IPyExperiments: Getting the most out of your GPU RAM in jupyter notebook

[this has been moved from the dev chat to support a focused discussion]

TL:DR How can we do a lot of experimentation in a given jupyter notebook w/o needing to restart the kernel all the time? Solution: https://github.com/stas00/ipyexperiments

Post 1: I have been contemplating how we have a very inefficient way of dealing with ‘cuda: out of memory’ problems and also when we do experiments in the notebook and the GPU memory “leaks” with each experiment.

I’d like to explore two closely related scenarios:

  1. dealing with ‘cuda: out of memory’ by being able to roll back to a processor state where we can change the parameters to consume less memory. We already save intermediate states of data, but often it’s cumbersome since it’s not enough to restart the kernel and load the data again, one needs to go and re-run some parts of the notebook, which is very inefficient and error-prone.

  2. having an experiment framework, so that at the end of each experiment the GPU RAM is released.

So the theoretical idea is to have a block like ‘try/except’, but wrt objects, so that at the end of that block all objects that were created since the beginning of this block get freed and the consumed by this block GPU RAM gets automatically released to be used again.

So when I’d like to find out some parameters for better training outcome or for finding the limit of the card, I’d run:

data = ...
memory_block:
    learn = ...
    learn.lr_find()
    learn.fit...

and I could go back and repeat it w/o needing to restart the kernel.

I guess implementation-wise it’d be some kind of fixture that will start recording all new objects created and then destroy them at the end of the block?

Perhaps just using a simple function will do the trick as the local variables should get destroyed upon its exit, so there is no need to re-invent the wheel - I am yet to try it - I’m not sure under which circumstances pytorch releases its GPU memory.
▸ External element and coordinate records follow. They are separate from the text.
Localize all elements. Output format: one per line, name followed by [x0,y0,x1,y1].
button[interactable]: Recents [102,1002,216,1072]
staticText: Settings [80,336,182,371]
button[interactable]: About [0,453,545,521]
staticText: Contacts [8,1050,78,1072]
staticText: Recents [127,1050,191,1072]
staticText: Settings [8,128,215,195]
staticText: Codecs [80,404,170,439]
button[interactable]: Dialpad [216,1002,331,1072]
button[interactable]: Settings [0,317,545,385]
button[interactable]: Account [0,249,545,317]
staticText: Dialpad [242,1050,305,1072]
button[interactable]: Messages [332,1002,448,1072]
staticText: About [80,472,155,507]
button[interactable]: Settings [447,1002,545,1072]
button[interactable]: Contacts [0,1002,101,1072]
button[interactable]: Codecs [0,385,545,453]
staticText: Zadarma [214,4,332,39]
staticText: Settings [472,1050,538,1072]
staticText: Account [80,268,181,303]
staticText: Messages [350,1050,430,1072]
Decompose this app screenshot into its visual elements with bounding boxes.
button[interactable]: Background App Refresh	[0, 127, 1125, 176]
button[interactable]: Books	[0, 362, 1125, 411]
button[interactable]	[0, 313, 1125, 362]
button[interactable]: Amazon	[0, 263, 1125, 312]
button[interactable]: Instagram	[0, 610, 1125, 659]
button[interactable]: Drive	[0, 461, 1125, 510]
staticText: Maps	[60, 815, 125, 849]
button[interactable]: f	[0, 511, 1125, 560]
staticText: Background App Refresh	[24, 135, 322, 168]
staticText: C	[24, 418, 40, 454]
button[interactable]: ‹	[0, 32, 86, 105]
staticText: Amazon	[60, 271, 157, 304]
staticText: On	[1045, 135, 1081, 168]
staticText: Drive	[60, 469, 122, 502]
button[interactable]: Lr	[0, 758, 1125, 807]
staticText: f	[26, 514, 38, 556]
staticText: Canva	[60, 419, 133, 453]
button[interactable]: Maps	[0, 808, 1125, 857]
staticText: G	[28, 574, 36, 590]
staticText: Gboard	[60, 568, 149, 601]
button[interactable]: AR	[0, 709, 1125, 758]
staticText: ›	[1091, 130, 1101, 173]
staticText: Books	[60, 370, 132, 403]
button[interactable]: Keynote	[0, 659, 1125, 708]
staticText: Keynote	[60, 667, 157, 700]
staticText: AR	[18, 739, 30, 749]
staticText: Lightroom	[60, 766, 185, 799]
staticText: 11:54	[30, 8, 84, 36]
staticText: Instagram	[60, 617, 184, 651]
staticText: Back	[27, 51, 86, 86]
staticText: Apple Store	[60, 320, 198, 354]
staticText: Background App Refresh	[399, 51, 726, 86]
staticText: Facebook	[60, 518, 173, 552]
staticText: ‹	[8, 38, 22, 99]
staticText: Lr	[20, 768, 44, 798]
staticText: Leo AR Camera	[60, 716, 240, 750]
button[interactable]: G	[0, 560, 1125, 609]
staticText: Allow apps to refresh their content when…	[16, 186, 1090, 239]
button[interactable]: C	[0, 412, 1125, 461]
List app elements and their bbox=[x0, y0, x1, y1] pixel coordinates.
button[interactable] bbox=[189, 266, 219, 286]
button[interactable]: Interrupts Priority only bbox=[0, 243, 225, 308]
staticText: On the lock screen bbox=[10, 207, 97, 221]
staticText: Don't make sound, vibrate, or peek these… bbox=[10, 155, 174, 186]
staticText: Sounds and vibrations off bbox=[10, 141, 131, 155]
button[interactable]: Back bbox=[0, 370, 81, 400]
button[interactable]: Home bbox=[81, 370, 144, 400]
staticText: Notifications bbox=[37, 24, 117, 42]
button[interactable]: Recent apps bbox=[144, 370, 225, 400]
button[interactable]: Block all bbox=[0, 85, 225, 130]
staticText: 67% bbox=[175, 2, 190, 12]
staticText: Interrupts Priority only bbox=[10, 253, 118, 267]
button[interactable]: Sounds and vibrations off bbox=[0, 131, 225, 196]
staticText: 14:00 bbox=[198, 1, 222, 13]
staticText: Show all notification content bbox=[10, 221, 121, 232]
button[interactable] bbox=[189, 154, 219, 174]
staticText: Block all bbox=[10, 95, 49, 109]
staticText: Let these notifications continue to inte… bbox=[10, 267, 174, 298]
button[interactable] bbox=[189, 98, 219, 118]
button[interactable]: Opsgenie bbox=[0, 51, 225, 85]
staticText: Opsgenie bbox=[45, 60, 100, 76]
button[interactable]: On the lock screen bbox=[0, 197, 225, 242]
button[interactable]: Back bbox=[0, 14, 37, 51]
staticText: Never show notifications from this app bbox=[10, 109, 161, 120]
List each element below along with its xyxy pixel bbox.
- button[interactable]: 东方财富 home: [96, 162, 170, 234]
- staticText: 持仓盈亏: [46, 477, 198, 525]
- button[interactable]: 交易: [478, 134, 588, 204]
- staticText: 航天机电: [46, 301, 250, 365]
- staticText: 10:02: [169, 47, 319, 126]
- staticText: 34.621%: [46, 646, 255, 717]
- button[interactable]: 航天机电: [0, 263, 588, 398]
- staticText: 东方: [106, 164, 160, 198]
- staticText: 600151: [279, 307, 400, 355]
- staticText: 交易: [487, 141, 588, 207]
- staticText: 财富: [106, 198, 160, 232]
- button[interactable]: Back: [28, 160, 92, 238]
Except it’d be going against the-action-per-cell convention we use, as the whole experiment will need to be moved into a single cell.

Your thoughts are welcome.

Post 2:

It somewhat works. i.e. some memory gets released, but not all.

Is it possible that fastai leaks some objects?

Currently I’m trying to figure out the parameters for lesson3-imdb.ipynb so that my 8GB card can do the lesson, since as is it’s running out of GPU RAM.

def block():
    learn = language_model_learner(data_lm, bptt=70, drop_mult=0.3, pretrained_model=URLs.WT103)

    learn.lr_find()
block()
torch.cuda.empty_cache()

Since cache has been emptied, in theory the GPU RAM should go back to be the same after running this block.

Before running this code I get: 485MiB used, after - 2097MiB. If I rerun this cell it goes up to 2669MiB, and 3rd 3219MiB, then 3765MiB and so forth.

Any insights on what might be going on? Some circular references that prevent the memory release?

If I add gc.collect() before emptying torch cache:

block()
gc.collect()
torch.cuda.empty_cache()

then I can re-run the block w/o incremental RAM leakage.

Reading more on gc, gc.garbage contains a list of objects which the collector found to be unreachable but could not be freed (uncollectable objects). objects with a __del__() method don’t end up in gc.garbage . So if I add print(gc.garbage):

block()
gc.collect()
torch.cuda.empty_cache()
print(gc.garbage)

I get:

AttributeError                            Traceback (most recent call last)
<ipython-input-25-f06f01607ed3> in <module>()
      8 gc.collect()
      9 torch.cuda.empty_cache()
---> 10 print(gc.garbage)

~/anaconda3/envs/pytorch-dev/lib/python3.6/site-packages/dataclasses.py in __repr__(self)

AttributeError: 'LanguageLearner' object has no attribute 'data'

So does this mean gc couldn’t free the LanguageLearner object? If I print object reference, indeed you can see that there is a reference cycle there:

To get this graph I did:

! pip install objgraph xdot
import objgraph
learn = language_model_learner(data_lm, bptt=70, drop_mult=0.3, pretrained_model=URLs.WT103)
objgraph.show_refs([learn])

Plus, there are 920 objects that couldn’t be freed:

print(len(gc.garbage))
920

edit: I did a few experiments with pure pytorch:

import torch
def consume(n): torch.ones((n, n)).cuda()

n = 1
consume(n)
torch.cuda.empty_cache()
# always keeps 481MiB GPU RAM consumed

n = 5*2**13 # about 7GB
consume(n)
torch.cuda.empty_cache()
# back to 481MiB GPU RAM consumed

So it looks like it’s normal for pytorch to occupy and keep tied 0.5GB of GPU RAM to do even a tiniest thing of creating 1x tensor and loading it onto GPU.

However, it releases all the extra memory used by the process when I tried to load 7GB onto it.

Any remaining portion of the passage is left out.